Results in Engineering (Mar 2024)
Investigation of synergetic, kinetics, thermodynamics, and batch studies of polypropylene-bakelite co-pyrolysis
Abstract
This study explores the co-pyrolysis recycling of the Polypropylene-Bakelite blend to improve the kinetics, thermodynamics, and conversion of thermal degradation of bakelite into useful products. The thermogravimetry analysis of the blend was conducted from ambient to 1000 °C at various heating rates in an N2 atmosphere. Thermogravimetric-Differential thermogravimetry curves revealed four steps of pyrolytic degradation, including two major weight loss steps (220–420 °C and 420–550 °C). The blending of polypropylene with Bakelite caused a shift in the pyrolytic degradation temperature zone and a synergetic effect.

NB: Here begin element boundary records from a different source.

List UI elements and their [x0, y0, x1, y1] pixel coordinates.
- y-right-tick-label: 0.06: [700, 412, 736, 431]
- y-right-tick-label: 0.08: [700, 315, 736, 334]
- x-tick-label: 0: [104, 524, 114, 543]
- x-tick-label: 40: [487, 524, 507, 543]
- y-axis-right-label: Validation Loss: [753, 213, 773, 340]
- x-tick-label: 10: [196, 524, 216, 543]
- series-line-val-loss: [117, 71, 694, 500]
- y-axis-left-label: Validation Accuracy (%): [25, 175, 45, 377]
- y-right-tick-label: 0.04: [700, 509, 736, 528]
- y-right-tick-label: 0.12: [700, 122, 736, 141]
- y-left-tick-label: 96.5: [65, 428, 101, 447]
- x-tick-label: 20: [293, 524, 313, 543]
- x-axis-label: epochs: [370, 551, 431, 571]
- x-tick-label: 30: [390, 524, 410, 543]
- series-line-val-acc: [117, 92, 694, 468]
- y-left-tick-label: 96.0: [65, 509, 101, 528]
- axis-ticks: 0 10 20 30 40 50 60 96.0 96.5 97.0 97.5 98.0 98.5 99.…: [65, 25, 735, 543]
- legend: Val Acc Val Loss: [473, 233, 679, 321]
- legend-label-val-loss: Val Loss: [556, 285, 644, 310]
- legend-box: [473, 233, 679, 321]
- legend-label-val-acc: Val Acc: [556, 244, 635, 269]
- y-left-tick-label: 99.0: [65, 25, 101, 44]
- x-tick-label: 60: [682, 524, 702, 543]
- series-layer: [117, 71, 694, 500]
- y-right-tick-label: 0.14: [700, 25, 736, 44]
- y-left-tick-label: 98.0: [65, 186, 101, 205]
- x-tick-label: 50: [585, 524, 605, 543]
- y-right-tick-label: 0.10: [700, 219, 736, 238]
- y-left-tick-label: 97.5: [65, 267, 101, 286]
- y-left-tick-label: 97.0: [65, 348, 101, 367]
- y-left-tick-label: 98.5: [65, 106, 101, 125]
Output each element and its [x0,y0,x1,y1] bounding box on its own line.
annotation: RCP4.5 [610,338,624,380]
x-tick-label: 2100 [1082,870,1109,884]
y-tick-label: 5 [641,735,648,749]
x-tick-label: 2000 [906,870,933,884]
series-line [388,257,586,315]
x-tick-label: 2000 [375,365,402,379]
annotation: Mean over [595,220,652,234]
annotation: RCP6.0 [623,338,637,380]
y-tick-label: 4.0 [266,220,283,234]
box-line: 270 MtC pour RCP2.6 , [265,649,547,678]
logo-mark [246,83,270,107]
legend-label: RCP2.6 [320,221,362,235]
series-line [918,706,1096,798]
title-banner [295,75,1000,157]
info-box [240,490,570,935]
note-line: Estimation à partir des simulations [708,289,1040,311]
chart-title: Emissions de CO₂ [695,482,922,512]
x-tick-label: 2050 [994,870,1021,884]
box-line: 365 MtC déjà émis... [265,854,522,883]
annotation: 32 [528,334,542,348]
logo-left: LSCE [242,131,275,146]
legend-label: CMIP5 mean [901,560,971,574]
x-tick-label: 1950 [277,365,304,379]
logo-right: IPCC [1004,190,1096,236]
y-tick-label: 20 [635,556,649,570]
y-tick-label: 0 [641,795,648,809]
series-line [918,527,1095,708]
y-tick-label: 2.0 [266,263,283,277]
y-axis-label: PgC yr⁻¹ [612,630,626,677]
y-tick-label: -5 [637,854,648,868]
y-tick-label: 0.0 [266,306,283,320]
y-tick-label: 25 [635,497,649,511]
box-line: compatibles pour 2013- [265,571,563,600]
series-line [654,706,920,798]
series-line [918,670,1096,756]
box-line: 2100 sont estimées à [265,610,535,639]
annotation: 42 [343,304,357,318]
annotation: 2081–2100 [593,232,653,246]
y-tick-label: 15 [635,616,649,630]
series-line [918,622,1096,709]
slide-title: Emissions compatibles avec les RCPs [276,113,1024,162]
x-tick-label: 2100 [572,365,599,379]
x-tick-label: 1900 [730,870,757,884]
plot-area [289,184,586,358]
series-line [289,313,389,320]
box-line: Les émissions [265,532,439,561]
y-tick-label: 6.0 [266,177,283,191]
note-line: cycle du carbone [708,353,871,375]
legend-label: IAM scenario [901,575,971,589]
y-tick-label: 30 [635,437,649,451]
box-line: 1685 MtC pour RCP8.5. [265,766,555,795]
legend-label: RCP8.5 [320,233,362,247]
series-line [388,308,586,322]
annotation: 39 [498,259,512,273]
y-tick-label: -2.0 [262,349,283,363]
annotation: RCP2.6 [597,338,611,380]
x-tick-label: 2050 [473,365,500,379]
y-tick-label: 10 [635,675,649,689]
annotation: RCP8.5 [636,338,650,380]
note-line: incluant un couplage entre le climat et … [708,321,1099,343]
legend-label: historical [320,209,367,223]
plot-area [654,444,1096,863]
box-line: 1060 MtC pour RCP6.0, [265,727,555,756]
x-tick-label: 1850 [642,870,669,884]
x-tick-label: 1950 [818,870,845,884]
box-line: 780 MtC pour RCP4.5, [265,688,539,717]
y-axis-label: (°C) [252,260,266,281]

The pyrolytic degradation of the blended sample followed the F3 order-based mechanism with an average activation energy of 151 kJ/mol at 220–420 °C and the P3/2 nucleation mechanism with an average activation energy of 306 kJ/mol at 420–550 °C. The blend produced 47.66 % oil, 11.1 % wax, 15.1 % residue, and 26.14 % non-condensable gas during batch pyrolysis at 450 °C. The Gas Chromatography-Mass Spectrometry and Fourier Transform Infrared Spectroscopy analyses revealed that the oil contained 18.86 % saturated hydrocarbons (C8-54), 20.33 % unsaturated hydrocarbons (C7-19), and 60.81 % oxygenated compounds (C9-41) that could be used as transportation fuel.